Based on Yann Martel’s Booker Prize-winning novel, Life of Pi is a fantastical tale of survival and spirituality. When his father decides to uproot his family from the Pondicherry region of India to Canada, Pi Patel finds himself on a large cargo ship in the middle of the Pacific Ocean. Far from plain sailing, however, a savage storm strikes in the middle of the night and causes the vessel to sink. The sole human survivor, Pi manages to board a tiny lifeboat, which he is forced to share with a vicious Bengal tiger known as Richard Parker. What follows is a series of events that tests Pi’s resilience and faith to the limit as he attempts to make his way back to civilization.
From the film’s very opening shots, it becomes apparent that Lee is intent on providing a deeply visual experience. Working closely with cinematographer Claudio Miranda, he has adopted a vibrant colour palette to match the exotic and miraculous elements of Pi’s story. One particularly memorable moment occurs in the dead of night, when the dark ocean water is miraculously illuminated by shoals of phosphorescent fish. At a time when many leading directors are clinging to celluloid for dear life, it proves once and for all that digital can be just as dazzling to watch.
It’s also worth noting just how expertly the film uses 3D. Up until recently James Cameron’s Avatar has repeatedly been considered the benchmark by which all other 3D features are judged, but surely this mantle now belongs to Life of Pi. In a film that features some highly stylized visuals, Lee simultaneously uses the format to add to the spectacle whilst also grounding the proceedings in a physical reality. Indeed, you’ll leave the cinema feeling like you were actually on the lifeboat next to Pi and the tiger.

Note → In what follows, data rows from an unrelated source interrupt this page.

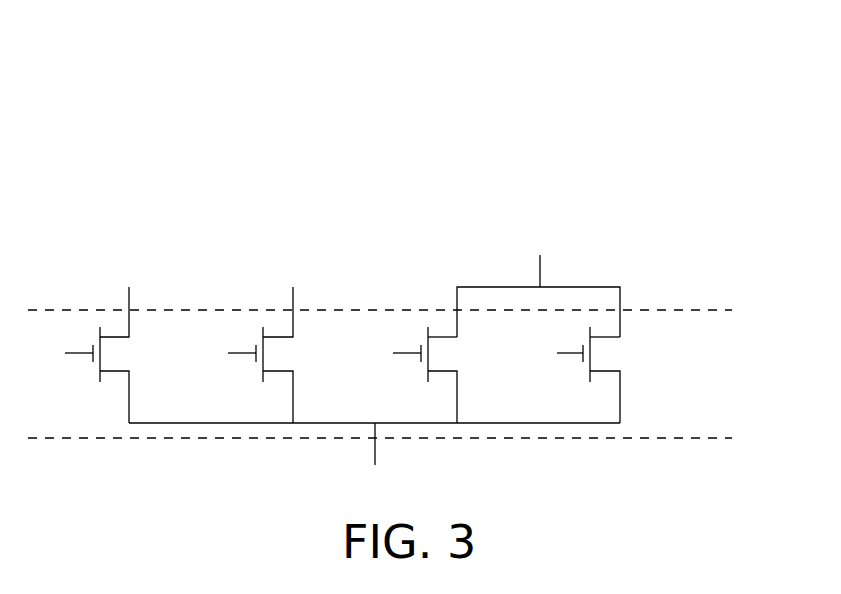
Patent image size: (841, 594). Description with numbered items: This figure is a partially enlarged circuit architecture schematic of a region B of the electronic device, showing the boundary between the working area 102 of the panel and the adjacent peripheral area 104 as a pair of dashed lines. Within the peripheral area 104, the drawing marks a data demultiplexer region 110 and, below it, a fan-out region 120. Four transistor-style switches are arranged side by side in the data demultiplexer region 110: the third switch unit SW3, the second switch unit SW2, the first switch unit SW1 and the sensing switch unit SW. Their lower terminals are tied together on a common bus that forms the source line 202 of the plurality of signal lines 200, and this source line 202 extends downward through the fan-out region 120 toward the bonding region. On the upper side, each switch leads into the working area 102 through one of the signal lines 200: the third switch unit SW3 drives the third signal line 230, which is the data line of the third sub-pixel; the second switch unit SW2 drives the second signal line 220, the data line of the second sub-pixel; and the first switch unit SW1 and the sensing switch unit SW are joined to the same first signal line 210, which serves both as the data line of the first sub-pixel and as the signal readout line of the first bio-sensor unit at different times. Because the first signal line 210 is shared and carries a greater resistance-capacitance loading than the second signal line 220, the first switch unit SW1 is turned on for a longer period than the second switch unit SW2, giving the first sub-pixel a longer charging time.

The working area 102 is at (723, 157).
The peripheral area 104 is at (723, 493).
The data demultiplexer region 110 is at (654, 312).
The fan-out region 120 is at (654, 440).
The signal lines 200 is at (330, 333).
The source line 202 is at (375, 449).
The first signal line 210 is at (541, 265).
The second signal line 220 is at (294, 301).
The third signal line 230 is at (131, 301).
The sensing switch unit SW is at (578, 364).
The first switch unit SW1 is at (413, 364).
The second switch unit SW2 is at (250, 364).
The third switch unit SW3 is at (85, 364).
The region B is at (657, 100).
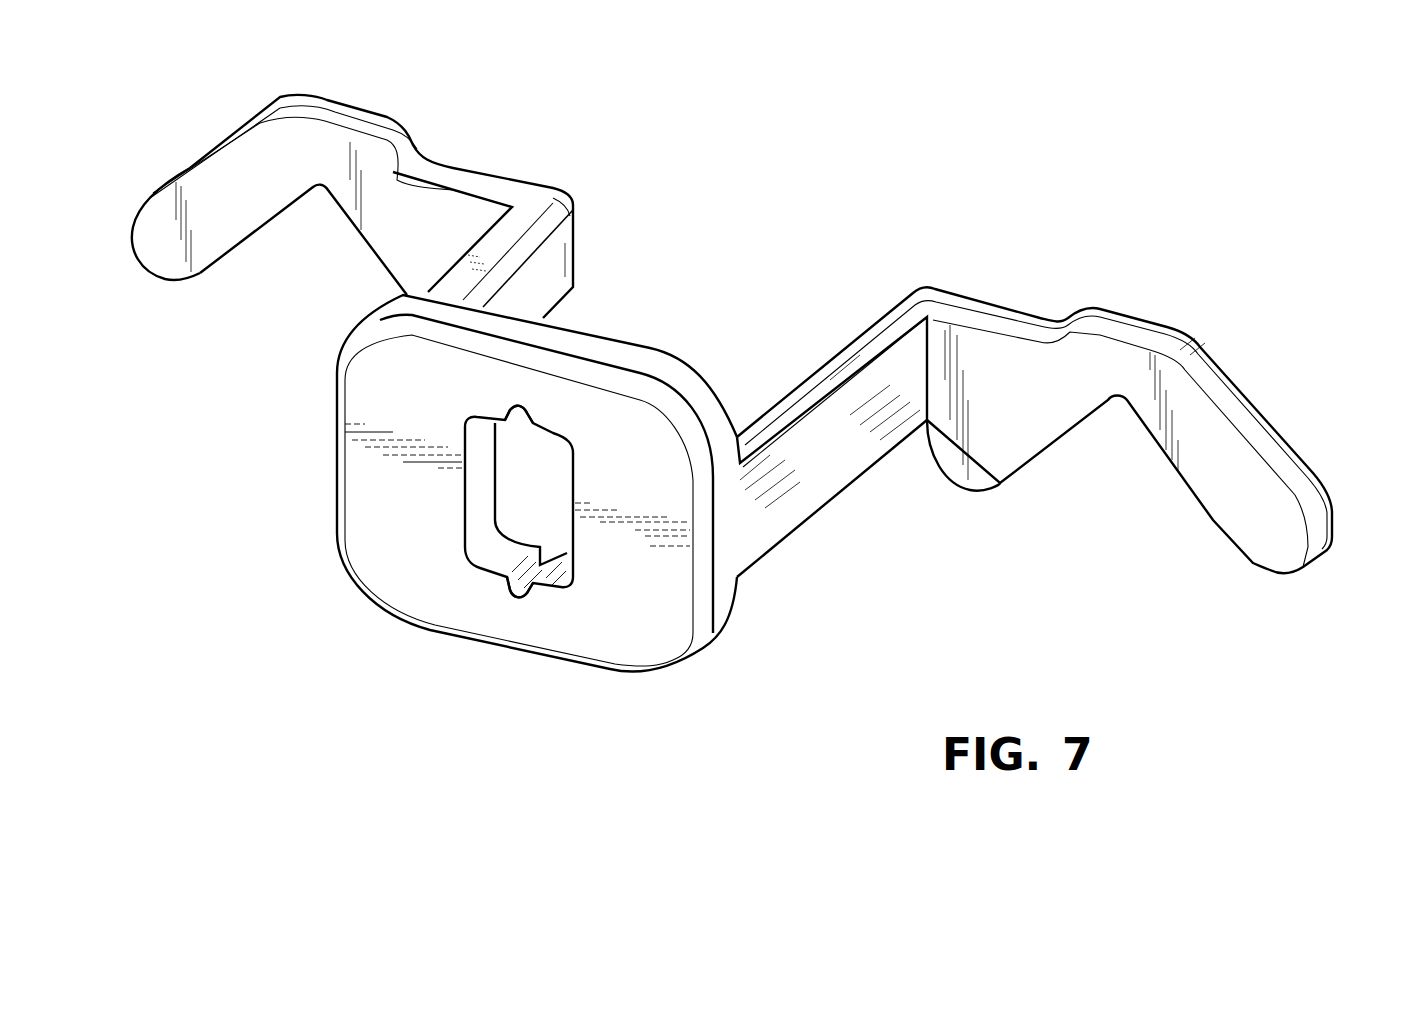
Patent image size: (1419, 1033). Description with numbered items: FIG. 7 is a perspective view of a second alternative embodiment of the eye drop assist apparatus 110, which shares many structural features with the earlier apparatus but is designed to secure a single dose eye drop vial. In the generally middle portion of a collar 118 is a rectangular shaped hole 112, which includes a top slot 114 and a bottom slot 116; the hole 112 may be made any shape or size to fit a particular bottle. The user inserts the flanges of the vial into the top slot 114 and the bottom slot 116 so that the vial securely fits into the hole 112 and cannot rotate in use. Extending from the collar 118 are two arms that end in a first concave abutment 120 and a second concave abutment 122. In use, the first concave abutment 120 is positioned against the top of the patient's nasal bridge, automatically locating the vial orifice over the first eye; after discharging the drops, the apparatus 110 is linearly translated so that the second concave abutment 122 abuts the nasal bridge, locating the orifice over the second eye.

The eye drop assist apparatus 110 is at (350, 632).
The hole 112 is at (486, 487).
The top slot 114 is at (530, 420).
The bottom slot 116 is at (532, 587).
The collar 118 is at (703, 648).
The first concave abutment 120 is at (1248, 383).
The second concave abutment 122 is at (397, 117).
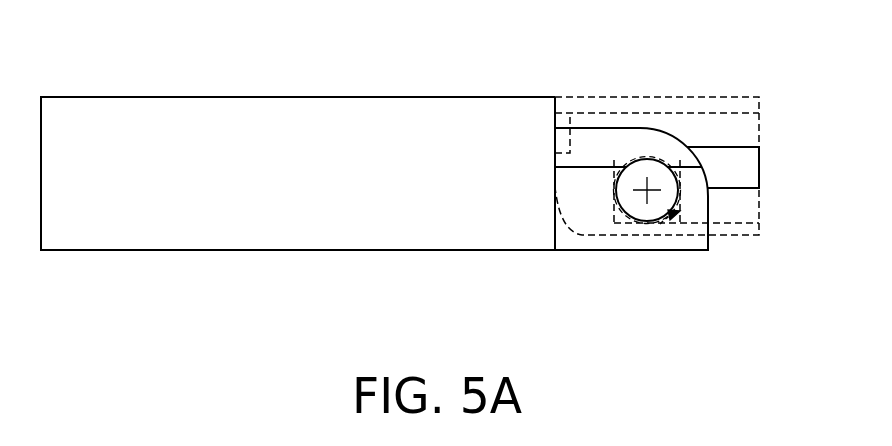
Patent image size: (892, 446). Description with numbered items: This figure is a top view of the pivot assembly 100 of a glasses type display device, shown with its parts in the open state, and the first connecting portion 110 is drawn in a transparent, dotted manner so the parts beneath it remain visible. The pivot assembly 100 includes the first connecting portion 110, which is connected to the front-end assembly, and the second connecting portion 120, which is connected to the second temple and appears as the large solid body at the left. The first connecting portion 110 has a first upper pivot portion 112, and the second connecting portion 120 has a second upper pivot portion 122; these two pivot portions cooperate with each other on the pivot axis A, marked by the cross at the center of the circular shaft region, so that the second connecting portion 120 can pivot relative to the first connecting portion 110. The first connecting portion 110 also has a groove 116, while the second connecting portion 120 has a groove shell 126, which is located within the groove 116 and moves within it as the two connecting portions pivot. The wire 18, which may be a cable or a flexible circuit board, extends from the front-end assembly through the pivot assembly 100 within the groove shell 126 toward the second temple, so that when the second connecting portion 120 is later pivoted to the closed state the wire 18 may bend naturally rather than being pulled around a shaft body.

The pivot assembly 100 is at (746, 92).
The first connecting portion 110 is at (660, 97).
The first upper pivot portion 112 is at (657, 224).
The groove 116 is at (735, 112).
The wire 18 is at (742, 168).
The second connecting portion 120 is at (302, 127).
The second upper pivot portion 122 is at (628, 203).
The groove shell 126 is at (697, 243).
The pivot axis A is at (647, 190).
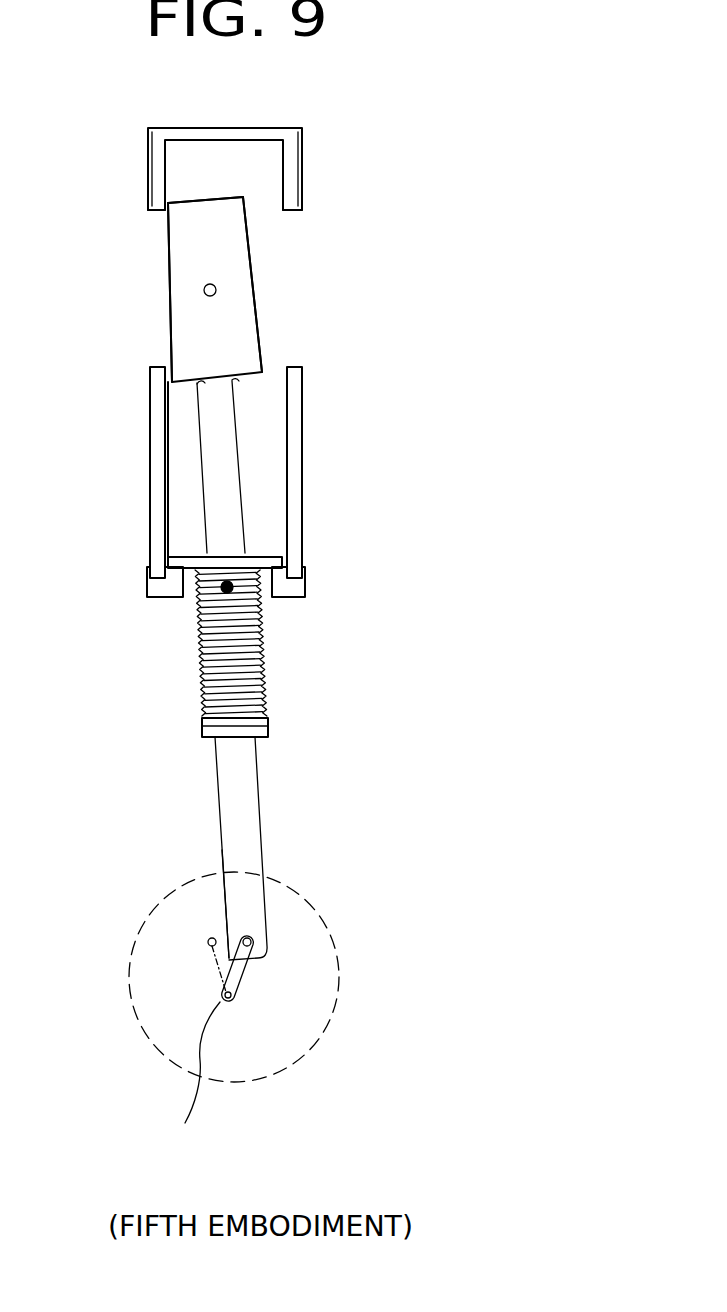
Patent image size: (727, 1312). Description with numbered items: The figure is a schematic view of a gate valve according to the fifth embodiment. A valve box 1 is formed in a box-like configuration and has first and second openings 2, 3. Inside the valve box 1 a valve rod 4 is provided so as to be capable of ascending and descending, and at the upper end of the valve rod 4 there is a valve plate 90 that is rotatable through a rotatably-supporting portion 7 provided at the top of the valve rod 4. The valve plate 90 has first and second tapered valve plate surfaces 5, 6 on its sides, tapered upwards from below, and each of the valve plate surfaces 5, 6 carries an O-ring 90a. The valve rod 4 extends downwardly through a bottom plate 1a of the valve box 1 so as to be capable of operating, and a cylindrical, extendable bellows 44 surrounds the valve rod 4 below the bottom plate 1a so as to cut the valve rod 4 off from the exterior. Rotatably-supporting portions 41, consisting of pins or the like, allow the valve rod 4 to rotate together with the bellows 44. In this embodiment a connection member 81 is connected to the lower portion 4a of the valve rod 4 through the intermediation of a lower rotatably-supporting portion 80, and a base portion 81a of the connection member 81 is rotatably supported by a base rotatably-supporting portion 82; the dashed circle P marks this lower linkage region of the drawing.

The valve box 1 is at (300, 158).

With such exhilarating photography, then, it’s a shame that David Magee’s screenplay fails to attain the same high standards. The first act, for instance, seems rather turgid, delaying the inevitable shipwreck for longer than is really necessary, while much of the religious content is a bit heavy handed. That said, Martel’s original source doesn’t lend itself easily to adaptation, and Magee has managed to inject lots of humour into a film that could otherwise have been a rather dull and morbid affair.
It’s almost certain that Life of Pi will feature prominently during the upcoming awards season. Ang Lee and his collaborators have pushed cinematic boundaries to create something visually arresting yet also emotionally engaging. Voters could do a lot worse than reward them for their efforts.